The partial tapering decision by the US Federal Reserve(FED) coincided with the final days of 2013, and the currencies of developing countries were devalued just like in May 2013. Now, this is what is being discussed in Turkey in connection with the political debates: What sort of growth will Turkey display in 2014 and afterward? Of course, after the FED's tapering decision, the fragile developing nations (India, Brazil, Indonesia, South Africa and Turkey) are likely to face greater risks now.

This definition as fragile emerged based on the conclusion that these five countries will be hurt most in case the FED reduces the amount of bond purchases. The common characteristic of these countries is that they have problems with current deficit and inflation equilibrium. In fact, a closer look at these countries reveals that they are determinative powers in their respective regions. To this end, the "fragile five" is a description that stems from the glass being half empty.

These are economically and politically important nations that have a say in the global economic system by virtue of their historical experience. Each of these nations could become a new China or South Korea in the near future. For instance, South Africa could do what China did in the Asia-Pacific in Africa. Likewise, India may follow Chinese development in Asia and become a power that takes this development style to Europe, leaving the European states behind.

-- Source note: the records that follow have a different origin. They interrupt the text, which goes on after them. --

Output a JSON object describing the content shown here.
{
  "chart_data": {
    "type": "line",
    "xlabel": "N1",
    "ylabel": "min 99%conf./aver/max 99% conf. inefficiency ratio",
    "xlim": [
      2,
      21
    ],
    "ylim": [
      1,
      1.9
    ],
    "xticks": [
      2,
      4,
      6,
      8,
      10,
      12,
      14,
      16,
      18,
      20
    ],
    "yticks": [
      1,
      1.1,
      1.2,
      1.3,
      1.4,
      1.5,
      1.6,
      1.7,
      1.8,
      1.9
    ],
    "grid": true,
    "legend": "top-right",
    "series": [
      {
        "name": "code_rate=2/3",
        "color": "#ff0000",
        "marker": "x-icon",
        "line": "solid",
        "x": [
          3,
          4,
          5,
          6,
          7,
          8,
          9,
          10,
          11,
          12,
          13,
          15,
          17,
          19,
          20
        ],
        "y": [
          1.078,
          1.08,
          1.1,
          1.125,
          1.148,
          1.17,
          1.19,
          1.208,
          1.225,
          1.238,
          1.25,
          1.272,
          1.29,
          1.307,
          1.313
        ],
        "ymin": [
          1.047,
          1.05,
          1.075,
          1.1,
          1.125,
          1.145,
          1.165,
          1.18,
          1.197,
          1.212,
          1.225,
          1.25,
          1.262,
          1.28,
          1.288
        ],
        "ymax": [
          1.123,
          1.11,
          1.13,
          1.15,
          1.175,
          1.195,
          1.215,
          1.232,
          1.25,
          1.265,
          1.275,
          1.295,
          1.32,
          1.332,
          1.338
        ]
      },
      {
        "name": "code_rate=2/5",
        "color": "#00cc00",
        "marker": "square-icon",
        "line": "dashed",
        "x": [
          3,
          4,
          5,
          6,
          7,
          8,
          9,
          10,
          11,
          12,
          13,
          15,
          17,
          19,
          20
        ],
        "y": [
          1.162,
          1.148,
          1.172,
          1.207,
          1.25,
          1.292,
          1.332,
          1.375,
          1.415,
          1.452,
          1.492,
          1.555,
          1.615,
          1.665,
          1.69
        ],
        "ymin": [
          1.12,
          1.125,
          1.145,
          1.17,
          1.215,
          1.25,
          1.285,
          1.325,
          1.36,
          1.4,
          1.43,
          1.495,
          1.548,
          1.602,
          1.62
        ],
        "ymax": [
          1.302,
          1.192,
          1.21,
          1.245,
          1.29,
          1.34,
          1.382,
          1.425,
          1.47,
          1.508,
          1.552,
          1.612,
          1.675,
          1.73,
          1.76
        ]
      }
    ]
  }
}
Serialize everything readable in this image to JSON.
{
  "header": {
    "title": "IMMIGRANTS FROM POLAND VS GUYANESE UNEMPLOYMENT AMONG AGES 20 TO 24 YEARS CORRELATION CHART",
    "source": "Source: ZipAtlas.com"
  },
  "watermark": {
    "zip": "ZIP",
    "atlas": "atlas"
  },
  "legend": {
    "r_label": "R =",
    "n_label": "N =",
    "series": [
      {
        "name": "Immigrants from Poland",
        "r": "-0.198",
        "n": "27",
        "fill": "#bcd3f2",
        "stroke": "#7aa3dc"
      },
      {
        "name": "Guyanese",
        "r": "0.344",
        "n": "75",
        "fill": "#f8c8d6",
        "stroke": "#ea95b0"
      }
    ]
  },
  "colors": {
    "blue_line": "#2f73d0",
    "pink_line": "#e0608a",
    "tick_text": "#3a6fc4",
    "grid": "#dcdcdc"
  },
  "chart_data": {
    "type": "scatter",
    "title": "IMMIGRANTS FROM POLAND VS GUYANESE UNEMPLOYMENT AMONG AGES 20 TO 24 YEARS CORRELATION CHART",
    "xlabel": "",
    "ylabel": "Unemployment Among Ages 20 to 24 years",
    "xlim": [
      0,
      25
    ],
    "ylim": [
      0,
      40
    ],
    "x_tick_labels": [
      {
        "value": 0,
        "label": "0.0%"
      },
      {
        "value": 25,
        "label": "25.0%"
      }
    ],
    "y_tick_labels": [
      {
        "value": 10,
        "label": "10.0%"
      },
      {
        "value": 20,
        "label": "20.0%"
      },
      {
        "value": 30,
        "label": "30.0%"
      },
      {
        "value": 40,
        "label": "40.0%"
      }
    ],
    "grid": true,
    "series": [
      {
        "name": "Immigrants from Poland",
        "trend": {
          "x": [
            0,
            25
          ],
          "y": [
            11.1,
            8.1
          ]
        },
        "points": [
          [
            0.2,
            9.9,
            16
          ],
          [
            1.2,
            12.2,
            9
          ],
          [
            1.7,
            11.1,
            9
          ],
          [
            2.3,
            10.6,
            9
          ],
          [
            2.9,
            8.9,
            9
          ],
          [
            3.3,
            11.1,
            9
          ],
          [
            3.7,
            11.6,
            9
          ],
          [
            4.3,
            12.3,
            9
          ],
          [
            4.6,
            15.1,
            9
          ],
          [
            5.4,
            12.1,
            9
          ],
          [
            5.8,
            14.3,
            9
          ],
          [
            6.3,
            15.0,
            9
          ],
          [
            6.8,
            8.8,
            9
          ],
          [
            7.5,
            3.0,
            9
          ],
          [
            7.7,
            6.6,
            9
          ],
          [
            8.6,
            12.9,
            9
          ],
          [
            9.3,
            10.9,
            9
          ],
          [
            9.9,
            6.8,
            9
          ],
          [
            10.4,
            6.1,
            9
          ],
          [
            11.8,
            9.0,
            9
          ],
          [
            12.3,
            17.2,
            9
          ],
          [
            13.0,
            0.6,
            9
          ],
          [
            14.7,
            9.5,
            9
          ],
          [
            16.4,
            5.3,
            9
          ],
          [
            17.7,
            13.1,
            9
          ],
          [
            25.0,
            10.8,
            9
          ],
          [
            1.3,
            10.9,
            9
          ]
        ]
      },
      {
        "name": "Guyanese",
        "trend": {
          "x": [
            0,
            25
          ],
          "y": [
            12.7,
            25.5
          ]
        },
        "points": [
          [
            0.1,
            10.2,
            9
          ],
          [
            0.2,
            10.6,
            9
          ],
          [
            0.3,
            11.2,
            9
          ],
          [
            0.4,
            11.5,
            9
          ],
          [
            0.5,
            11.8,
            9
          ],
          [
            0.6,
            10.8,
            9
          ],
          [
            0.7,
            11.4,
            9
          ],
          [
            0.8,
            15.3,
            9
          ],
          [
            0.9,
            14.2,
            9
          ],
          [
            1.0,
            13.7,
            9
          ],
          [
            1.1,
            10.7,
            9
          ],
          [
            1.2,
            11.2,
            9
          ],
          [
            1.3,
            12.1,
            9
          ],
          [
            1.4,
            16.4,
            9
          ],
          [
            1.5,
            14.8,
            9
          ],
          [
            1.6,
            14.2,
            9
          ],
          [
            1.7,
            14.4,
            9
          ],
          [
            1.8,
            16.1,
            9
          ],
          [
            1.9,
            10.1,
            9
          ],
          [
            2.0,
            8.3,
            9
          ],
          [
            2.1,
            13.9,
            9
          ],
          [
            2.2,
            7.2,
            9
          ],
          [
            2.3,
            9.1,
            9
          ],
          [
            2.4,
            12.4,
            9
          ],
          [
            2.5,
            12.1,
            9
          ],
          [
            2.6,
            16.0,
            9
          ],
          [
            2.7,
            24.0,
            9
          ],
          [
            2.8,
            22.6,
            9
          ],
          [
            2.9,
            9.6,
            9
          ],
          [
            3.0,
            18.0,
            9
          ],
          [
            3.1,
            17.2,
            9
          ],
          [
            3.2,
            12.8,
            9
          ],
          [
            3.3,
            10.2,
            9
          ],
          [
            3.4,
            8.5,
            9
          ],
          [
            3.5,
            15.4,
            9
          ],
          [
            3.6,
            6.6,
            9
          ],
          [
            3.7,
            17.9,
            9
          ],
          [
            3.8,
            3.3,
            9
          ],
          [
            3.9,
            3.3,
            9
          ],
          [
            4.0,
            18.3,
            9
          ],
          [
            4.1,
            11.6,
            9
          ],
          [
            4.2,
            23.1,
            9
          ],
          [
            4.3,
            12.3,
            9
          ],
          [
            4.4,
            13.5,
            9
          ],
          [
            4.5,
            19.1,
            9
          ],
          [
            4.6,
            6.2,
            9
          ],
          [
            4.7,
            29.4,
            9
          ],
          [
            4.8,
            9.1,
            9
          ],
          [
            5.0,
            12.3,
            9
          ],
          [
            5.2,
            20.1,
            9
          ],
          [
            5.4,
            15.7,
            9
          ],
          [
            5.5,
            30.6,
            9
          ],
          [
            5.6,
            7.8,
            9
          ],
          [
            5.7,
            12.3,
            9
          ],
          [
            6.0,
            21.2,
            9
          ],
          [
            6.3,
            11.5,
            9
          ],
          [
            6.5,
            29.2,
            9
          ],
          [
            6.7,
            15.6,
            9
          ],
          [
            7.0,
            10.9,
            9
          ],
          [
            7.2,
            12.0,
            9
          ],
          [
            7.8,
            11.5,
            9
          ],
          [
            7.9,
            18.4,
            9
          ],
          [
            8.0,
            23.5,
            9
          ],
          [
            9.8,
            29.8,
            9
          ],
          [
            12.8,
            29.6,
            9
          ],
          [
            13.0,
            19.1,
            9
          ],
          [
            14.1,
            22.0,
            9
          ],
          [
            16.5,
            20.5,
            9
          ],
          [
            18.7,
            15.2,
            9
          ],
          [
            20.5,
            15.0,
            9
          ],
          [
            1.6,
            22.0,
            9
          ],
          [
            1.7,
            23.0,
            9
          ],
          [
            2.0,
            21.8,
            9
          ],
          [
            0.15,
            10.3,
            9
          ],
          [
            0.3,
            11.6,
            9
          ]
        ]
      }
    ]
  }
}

Turkey, on the other hand, is strategically much more important than these countries. In the new era, Turkey holds the potential to accentuate the significance of Eurasia, determine its fate and change the balance between the West and the East.

Obviously, Turkey will grow by 4 to 4.5 percent in the 2013-2014 period. However, Turkey will also experience tension in connection with the elections in 2014 and 2015. Despite this political risk, I believe that Turkey will be able to use its growth potential properly because, as a result of the development in the ongoing process, the political risks of the entire Asian continent are all the same. From this perspective, it is hard to believe that political risk in a particular country is greater than the risk in another.

There are two types of countries that display high growth rates and that bridge the gap with developed nations: The first type includes nations that experienced hard times but are now showing some progress. Iraq, Mongolia and Turkmenistan could be considered in this group. These nations also hold serious market, labor and natural resource potential at the same time. Asian countries that can catch up with developed nations show the second highest growth rates. The average economic growth rate in these countries is above 5 percent. The growth in these countries is based on industrialization, which relies on high technology and productivity. In other words, these countries are undergoing a transition period of their industrial societies as well as their information societies at the same time. There is another interesting detail here: Latin America.

Latin American countries, especially Brazil, have shown remarkable performances in their transition from military rule to democracy; however, they have not made any serious progress over the last three to four years. The average economic growth rate in these nations is around 3 percent; a 4 percent growth rate would be regarded a huge success. However, Latin American countries may face serious political risks, like Turkey, in 2014. These risks may take place because of their own domestic dynamics. But despite all these political risks, I believe that the progress and growth in the developing nations and in Turkey will continue in 2014 and onwards.